Generally, the Income Tax Department provides 15 to 30 days to respond. It’s important to check the exact deadline mentioned in your notice and reply within the given time frame.
6. How do I respond to a Section 143(2) notice online?
You can respond through the Income Tax e-filing portal by logging in with your PAN and password. Go to the ‘e-Proceedings’ section, upload the required documents in PDF format, and submit your reply before the due date.
7. What documents are usually required during scrutiny?
Documents such as bank statements, Form 16, Form 26AS, investment proofs, property records, and business financial statements may be requested to support your return.

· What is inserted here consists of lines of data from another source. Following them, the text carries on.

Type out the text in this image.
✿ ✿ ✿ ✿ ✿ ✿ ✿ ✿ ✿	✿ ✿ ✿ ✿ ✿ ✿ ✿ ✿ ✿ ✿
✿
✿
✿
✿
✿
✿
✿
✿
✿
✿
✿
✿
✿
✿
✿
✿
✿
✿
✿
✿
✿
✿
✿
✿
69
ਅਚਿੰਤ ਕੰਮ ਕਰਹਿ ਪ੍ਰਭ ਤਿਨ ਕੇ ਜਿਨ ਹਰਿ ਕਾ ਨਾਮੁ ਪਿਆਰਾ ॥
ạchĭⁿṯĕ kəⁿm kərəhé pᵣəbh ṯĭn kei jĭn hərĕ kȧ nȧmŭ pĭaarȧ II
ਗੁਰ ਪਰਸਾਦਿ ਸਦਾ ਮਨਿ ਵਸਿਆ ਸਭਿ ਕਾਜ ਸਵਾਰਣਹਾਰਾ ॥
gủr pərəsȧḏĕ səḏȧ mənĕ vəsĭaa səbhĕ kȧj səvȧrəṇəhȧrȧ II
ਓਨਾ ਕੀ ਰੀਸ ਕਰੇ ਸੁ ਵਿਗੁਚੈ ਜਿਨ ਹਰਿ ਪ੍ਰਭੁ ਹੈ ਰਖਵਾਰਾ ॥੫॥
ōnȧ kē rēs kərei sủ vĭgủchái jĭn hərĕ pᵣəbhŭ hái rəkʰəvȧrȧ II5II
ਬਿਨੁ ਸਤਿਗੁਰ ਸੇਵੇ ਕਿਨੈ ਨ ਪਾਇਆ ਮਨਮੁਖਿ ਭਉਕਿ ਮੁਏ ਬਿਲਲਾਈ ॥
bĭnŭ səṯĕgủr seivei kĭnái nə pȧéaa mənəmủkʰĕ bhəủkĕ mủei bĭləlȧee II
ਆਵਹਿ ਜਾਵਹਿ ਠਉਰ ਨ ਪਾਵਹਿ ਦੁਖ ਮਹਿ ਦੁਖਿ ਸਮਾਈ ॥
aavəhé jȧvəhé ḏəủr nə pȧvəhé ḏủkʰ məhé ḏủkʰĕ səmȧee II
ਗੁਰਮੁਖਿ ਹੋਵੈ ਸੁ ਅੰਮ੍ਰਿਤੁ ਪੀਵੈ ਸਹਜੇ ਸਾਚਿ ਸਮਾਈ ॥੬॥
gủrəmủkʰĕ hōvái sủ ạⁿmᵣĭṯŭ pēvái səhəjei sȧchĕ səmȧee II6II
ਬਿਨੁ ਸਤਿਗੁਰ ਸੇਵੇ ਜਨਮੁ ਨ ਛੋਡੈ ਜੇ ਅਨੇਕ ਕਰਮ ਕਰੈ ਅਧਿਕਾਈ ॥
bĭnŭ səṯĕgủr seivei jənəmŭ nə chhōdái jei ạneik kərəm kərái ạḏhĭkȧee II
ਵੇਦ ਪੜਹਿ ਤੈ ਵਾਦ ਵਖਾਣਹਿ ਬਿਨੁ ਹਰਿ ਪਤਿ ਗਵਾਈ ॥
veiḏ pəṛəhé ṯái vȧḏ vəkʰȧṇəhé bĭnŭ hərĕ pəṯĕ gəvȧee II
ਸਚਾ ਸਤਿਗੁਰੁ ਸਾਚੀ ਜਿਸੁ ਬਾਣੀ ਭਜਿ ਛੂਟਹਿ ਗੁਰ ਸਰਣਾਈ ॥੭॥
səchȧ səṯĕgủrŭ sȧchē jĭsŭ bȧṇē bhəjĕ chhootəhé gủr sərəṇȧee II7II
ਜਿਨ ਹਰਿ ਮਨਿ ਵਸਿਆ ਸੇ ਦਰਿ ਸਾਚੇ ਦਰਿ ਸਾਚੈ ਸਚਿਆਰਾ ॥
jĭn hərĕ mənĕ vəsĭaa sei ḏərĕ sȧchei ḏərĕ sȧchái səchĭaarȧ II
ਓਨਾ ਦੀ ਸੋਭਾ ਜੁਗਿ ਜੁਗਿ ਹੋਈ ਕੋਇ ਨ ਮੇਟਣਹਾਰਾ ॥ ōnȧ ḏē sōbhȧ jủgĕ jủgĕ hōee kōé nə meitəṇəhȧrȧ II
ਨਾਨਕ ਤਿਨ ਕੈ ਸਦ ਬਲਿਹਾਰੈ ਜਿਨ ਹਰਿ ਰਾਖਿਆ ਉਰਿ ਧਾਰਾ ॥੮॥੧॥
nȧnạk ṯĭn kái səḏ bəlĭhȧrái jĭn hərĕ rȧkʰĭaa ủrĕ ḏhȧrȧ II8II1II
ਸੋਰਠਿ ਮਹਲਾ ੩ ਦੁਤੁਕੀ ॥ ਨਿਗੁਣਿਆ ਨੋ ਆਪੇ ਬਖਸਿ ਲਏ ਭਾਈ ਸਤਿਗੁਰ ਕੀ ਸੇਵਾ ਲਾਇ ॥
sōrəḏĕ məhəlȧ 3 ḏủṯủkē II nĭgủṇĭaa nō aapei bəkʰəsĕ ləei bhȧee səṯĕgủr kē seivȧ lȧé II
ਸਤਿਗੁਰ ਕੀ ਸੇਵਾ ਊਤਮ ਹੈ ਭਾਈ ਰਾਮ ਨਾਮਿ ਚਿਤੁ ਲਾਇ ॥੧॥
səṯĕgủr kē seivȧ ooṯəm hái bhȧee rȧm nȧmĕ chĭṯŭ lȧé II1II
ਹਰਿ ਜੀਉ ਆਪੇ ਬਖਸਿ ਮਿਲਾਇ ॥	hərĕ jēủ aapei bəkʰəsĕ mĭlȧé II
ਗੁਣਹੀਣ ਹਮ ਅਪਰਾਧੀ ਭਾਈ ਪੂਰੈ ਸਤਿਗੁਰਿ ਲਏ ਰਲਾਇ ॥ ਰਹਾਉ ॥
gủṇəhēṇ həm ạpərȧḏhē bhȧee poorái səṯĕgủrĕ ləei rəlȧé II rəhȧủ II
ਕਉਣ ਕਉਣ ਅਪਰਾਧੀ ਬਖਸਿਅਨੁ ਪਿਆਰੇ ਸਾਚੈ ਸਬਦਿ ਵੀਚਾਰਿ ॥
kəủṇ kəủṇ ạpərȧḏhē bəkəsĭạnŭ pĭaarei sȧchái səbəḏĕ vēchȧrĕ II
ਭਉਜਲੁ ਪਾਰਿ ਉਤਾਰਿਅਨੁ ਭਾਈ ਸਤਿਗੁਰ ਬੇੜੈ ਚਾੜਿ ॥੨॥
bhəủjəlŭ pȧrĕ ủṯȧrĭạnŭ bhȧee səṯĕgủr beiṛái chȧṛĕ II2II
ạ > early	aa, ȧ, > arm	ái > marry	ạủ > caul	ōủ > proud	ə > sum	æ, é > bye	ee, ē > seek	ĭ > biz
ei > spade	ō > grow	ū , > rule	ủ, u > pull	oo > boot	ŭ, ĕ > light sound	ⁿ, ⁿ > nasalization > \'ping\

8. Can a Chartered Accountant represent me in a scrutiny case?
Yes, you can appoint a Chartered Accountant (CA) or authorized representative to handle your scrutiny proceedings, submit documents, and communicate with the Assessing Officer on your behalf.
9. What happens if I ignore the notice?
Ignoring the notice can lead to penalties, higher tax assessments under Section 144, or even legal action. It’s always advisable to respond promptly and cooperate with the department.
10. Can a Section 143(2) notice be issued after the deadline?
No. The notice must be issued within three months from the end of the financial year in which the return was filed. Any notice issued after this time limit is invalid and can be challenged.
11. What is the next step after submitting my response?
After reviewing your documents, the Assessing Officer may accept your explanation, ask for further clarification, or proceed to a detailed assessment under Section 143(3).
12. How can a professional tax consultant help with scrutiny?
A tax expert or CA can ensure that your response is properly drafted, all documents are in order, and you comply with every procedural requirement—reducing the risk of penalties and unnecessary tax additions.